Copyright amendment BillFor the past few years (yes, it has been dragging on for that long) a Bill to amend the South African Copyright Act has been in development. You have probably heard about the draft Copyright Amendment Bill (CAB).

ANFASA has not pumped out a lot of information on the CAB to members, mainly because it has been in a state of flux for so long. But that doesn’t mean that we have been inactive. On the contrary, we have participated in consultative meetings of various kinds and have sent detailed submissions to the Department of Trade and Industry (DTI). Last year, an ANFASA delegation went to Parliament to present the case of authors to the Parliamentary Portfolio Committee for Trade and Industry, which is now considering the CAB.

ANFASA has spoken up constantly, for its members, and even for all authors, who have been badly served by the provisions of the CAB.

The history of this legislative development began when a delegation of musicians went to the then president, Jacob Zuma, to complain that they were ‘dying in poverty’ owing to inadequate copyright legislation. A commission was set up to investigate and make recommendations for changes to the Copyright Act. The DTI then set about drafting an amendment to take care of creators’ concerns about the incomes they derive from their intellectual property.

The CAB’s original purpose was to improve the law for creators, including authors, but this ran into strong opposition from those who wished to disseminate books and journal articles (digital and in print) freely to students under the principle of ‘access’.  

The case that ANFASA has put is that of course we support access. We do not write to lock our work away and hide it from our readers. However, there are two points of contention here. The first is that the current law already allows for free access in certain special cases, and that the Bill should have clarified this and extended it to the digital arena rather than bringing in a new system of copyright exceptions based on American law that promise years ahead of copyright confusion and recourse to the courts.

The second point of contention is even worse and directly affects ANFASA members. Copyright law is supposed to provide a balance between the interests of creators such as authors and the needs of society. The CAB has fatally disturbed that balance by – to put it in basic terms – allowing works intended to be used ‘for education’ to be copied without permission or payment.
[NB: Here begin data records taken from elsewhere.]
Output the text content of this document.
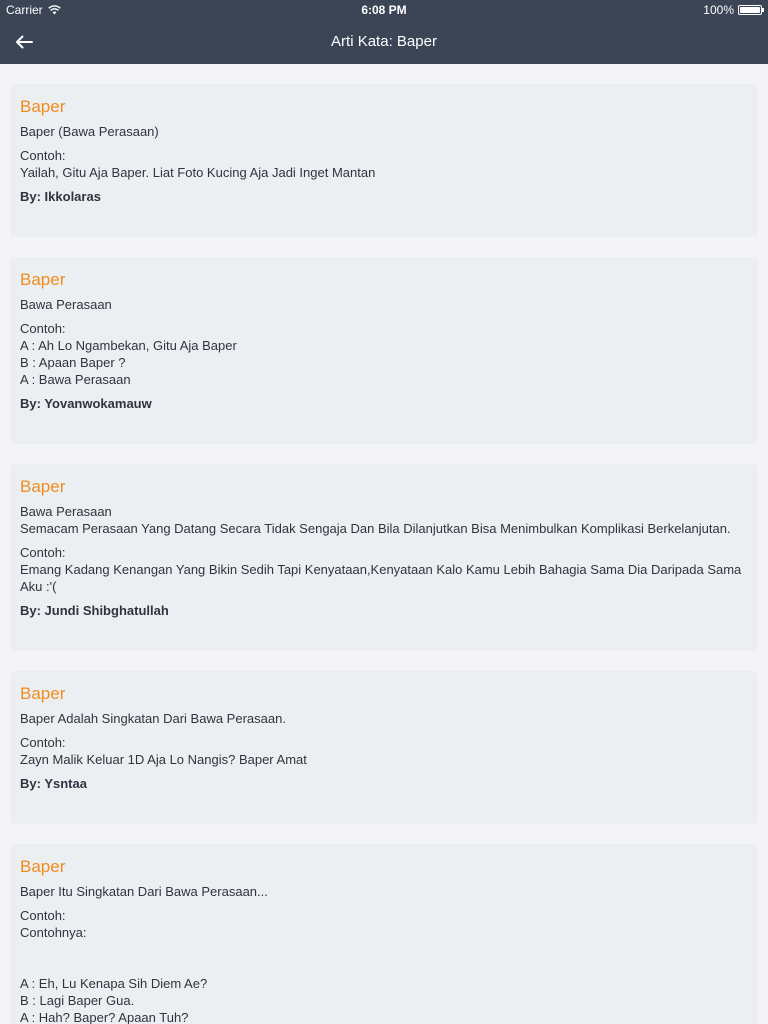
Carrier	6:08 PM	100%
Arti Kata: Baper
Baper
Baper (Bawa Perasaan)
Contoh:
Yailah, Gitu Aja Baper. Liat Foto Kucing Aja Jadi Inget Mantan
By: Ikkolaras
Baper
Bawa Perasaan
Contoh:
A : Ah Lo Ngambekan, Gitu Aja Baper
B : Apaan Baper ?
A : Bawa Perasaan
By: Yovanwokamauw
Baper
Bawa Perasaan
Semacam Perasaan Yang Datang Secara Tidak Sengaja Dan Bila Dilanjutkan Bisa Menimbulkan Komplikasi Berkelanjutan.
Contoh:
Emang Kadang Kenangan Yang Bikin Sedih Tapi Kenyataan,Kenyataan Kalo Kamu Lebih Bahagia Sama Dia Daripada Sama Aku :'(
By: Jundi Shibghatullah
Baper
Baper Adalah Singkatan Dari Bawa Perasaan.
Contoh:
Zayn Malik Keluar 1D Aja Lo Nangis? Baper Amat
By: Ysntaa
Baper
Baper Itu Singkatan Dari Bawa Perasaan...
Contoh:
Contohnya:

A : Eh, Lu Kenapa Sih Diem Ae?
B : Lagi Baper Gua.
A : Hah? Baper? Apaan Tuh?
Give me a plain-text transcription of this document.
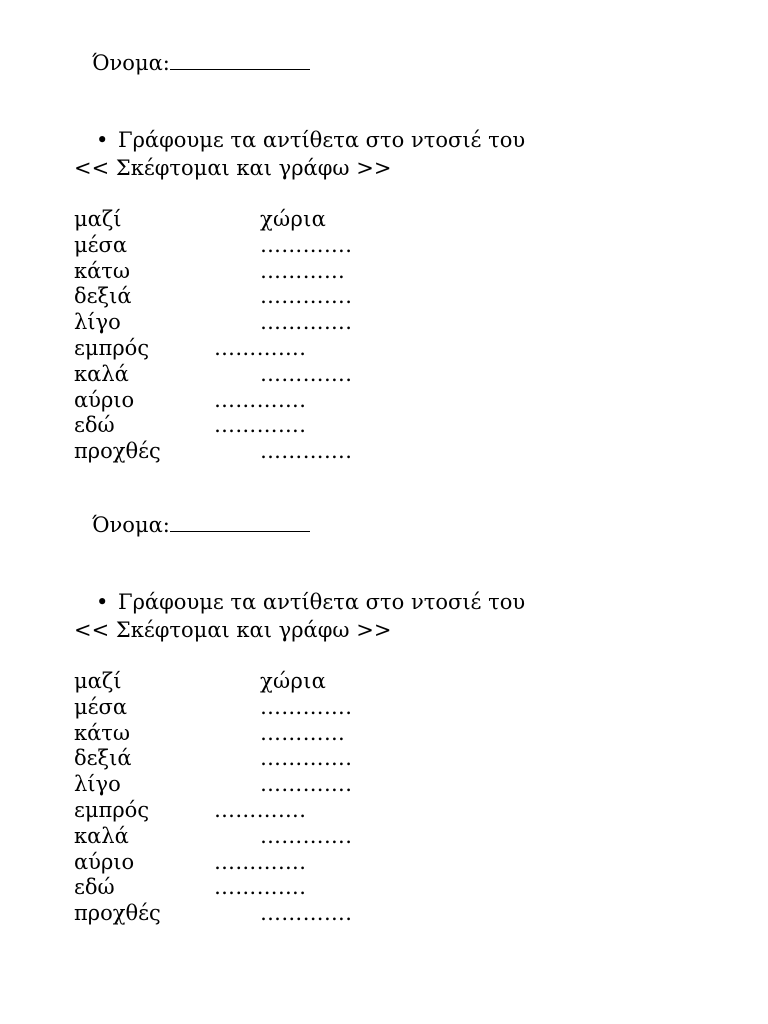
Όνομα:
• Γράφουμε τα αντίθετα στο ντοσιέ του
<< Σκέφτομαι και γράφω >>
μαζί	χώρια
μέσα	………….
κάτω	…………
δεξιά	………….
λίγο	………….
εμπρός	………….
καλά	………….
αύριο	………….
εδώ	………….
προχθές	………….
Όνομα:
• Γράφουμε τα αντίθετα στο ντοσιέ του
<< Σκέφτομαι και γράφω >>
μαζί	χώρια
μέσα	………….
κάτω	…………
δεξιά	………….
λίγο	………….
εμπρός	………….
καλά	………….
αύριο	………….
εδώ	………….
προχθές	………….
Of course there are conditions attached – it is not quite so simple – but the bottom line is that authors of books of all kinds written for schools and universities will suffer loss of royalties because their books will be bought in much smaller numbers.

ANFASA’s argument is that in the CAB the so-called ‘right’ of the ‘user’, the person or entity that wants free access to the written work (as well as permission to make copies of it), trumps the right of the author to earn a living from her or his talent and labour.
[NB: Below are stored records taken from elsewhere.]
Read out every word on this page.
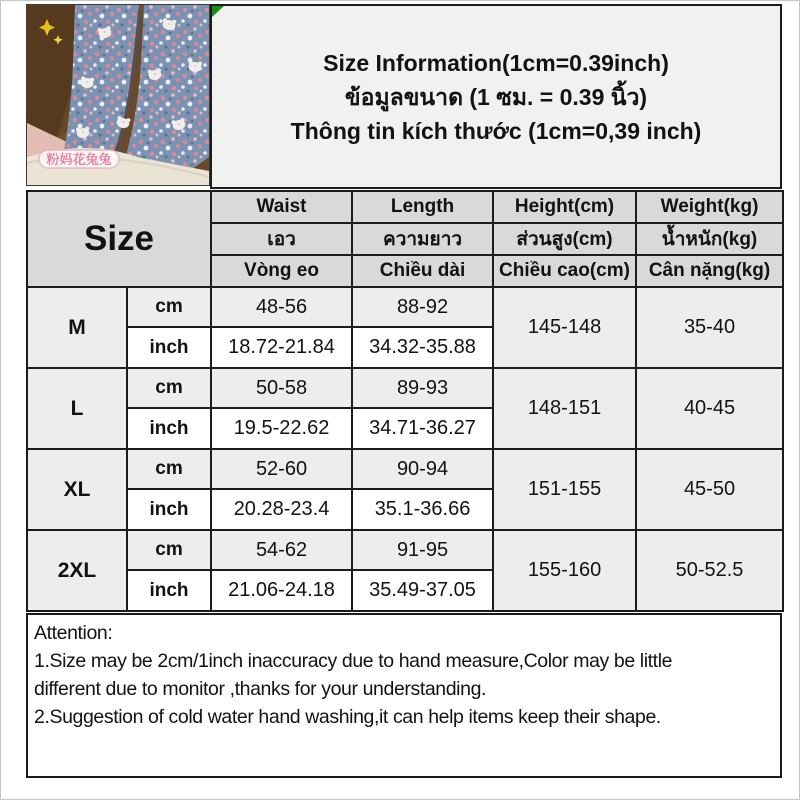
粉妈花兔兔
Size Information(1cm=0.39inch)
ข้อมูลขนาด (1 ซม. = 0.39 นิ้ว)
Thông tin kích thước (1cm=0,39 inch)
Size		Waist	Length	Height(cm)	Weight(kg)
		เอว	ความยาว	ส่วนสูง(cm)	น้ำหนัก(kg)
		Vòng eo	Chiều dài	Chiều cao(cm)	Cân nặng(kg)
M	cm	48-56	88-92	145-148	35-40
	inch	18.72-21.84	34.32-35.88		
L	cm	50-58	89-93	148-151	40-45
	inch	19.5-22.62	34.71-36.27		
XL	cm	52-60	90-94	151-155	45-50
	inch	20.28-23.4	35.1-36.66		
2XL	cm	54-62	91-95	155-160	50-52.5
	inch	21.06-24.18	35.49-37.05		
Attention:
1.Size may be 2cm/1inch inaccuracy due to hand measure,Color may be little
different due to monitor ,thanks for your understanding.
2.Suggestion of cold water hand washing,it can help items keep their shape.
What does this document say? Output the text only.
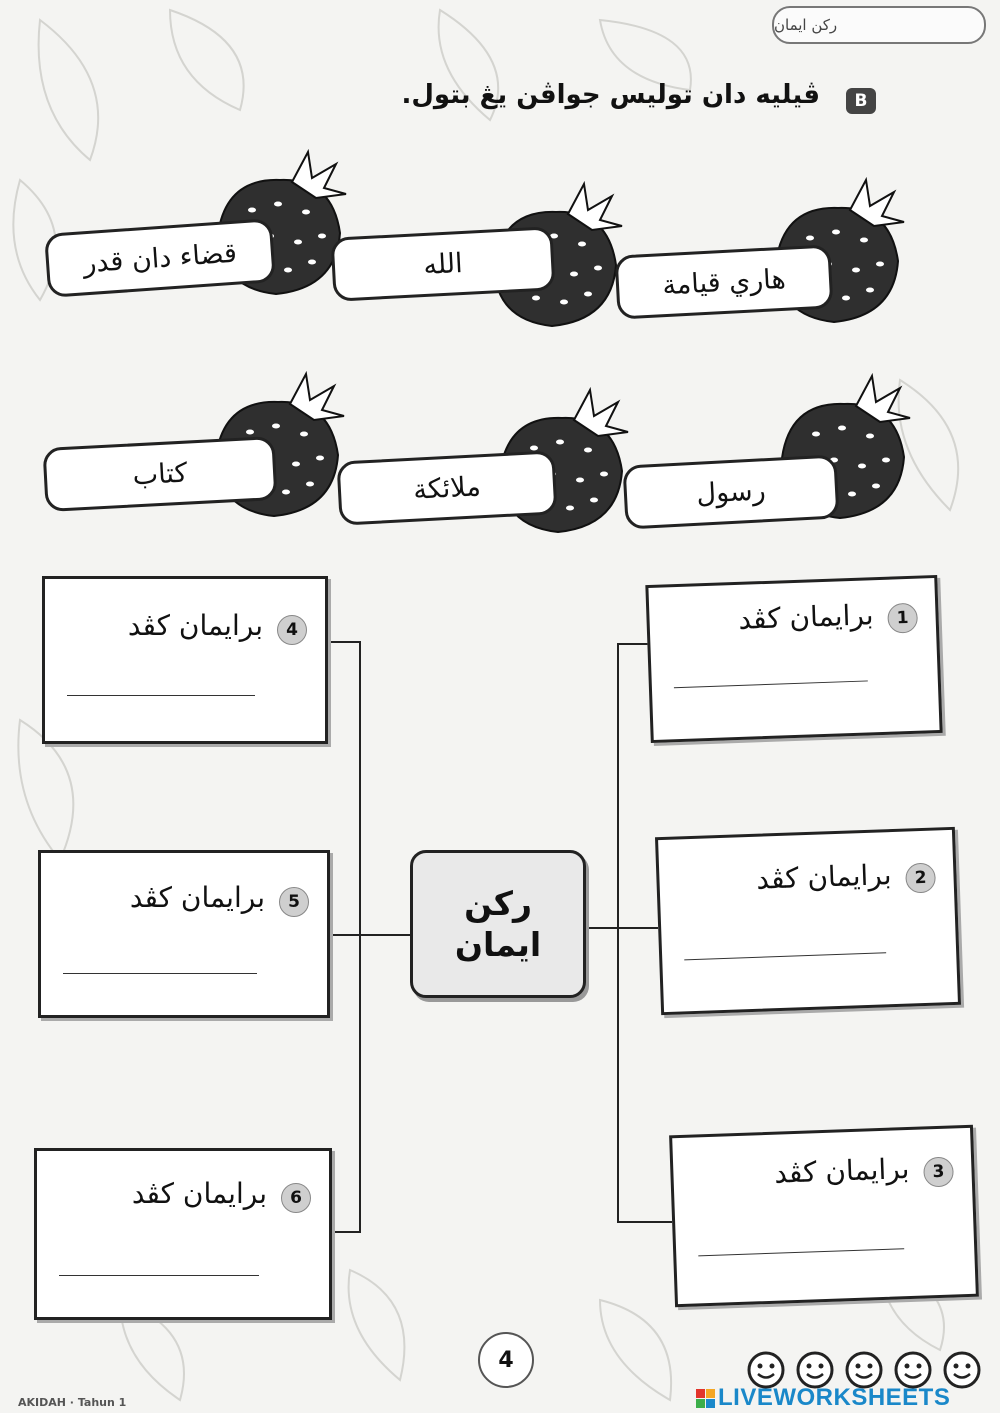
ركن ايمان
B
ڤيليه دان توليس جواڤن يڠ بتول.
قضاء دان قدر	الله	هاري قيامة
كتاب	ملائكة	رسول
1
برايمان كڤد
2
برايمان كڤد
3
برايمان كڤد
4
برايمان كڤد
5
برايمان كڤد
6
برايمان كڤد
ركن
ايمان
4
AKIDAH · Tahun 1	LIVEWORKSHEETS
Having passed through a process of consultation with civil society stakeholders including authors and publishers (in which not a single one of ANFASA’s concerns and/or suggestions was taken into account), the Bill is now in Parliament, will soon be presented to the National Assembly and will pass into law. The publishing industry – largely based on schoolbooks as are all publishing industries in developing countries – will be seriously damaged, and South African authors will find it more difficult to find a publisher. Fewer books will be written locally. Foreign publishers will boycott South Africa if their books can so easily be copied instead of being sold.

South Africa’s small and fragile reading culture will be dealt a blow from which it may never recover.
ANFASA is still holding out hopes that some last-minute intervention may deflect the blow. Perhaps a well-known and respected author will stand up and forcefully remind the lawmaker that unrestricted ‘access’ has multiple consequences, some of them unintended; that the rubric ‘fair use’ does not mean ‘use that is fair’; that as many if not more authors die in poverty than musicians.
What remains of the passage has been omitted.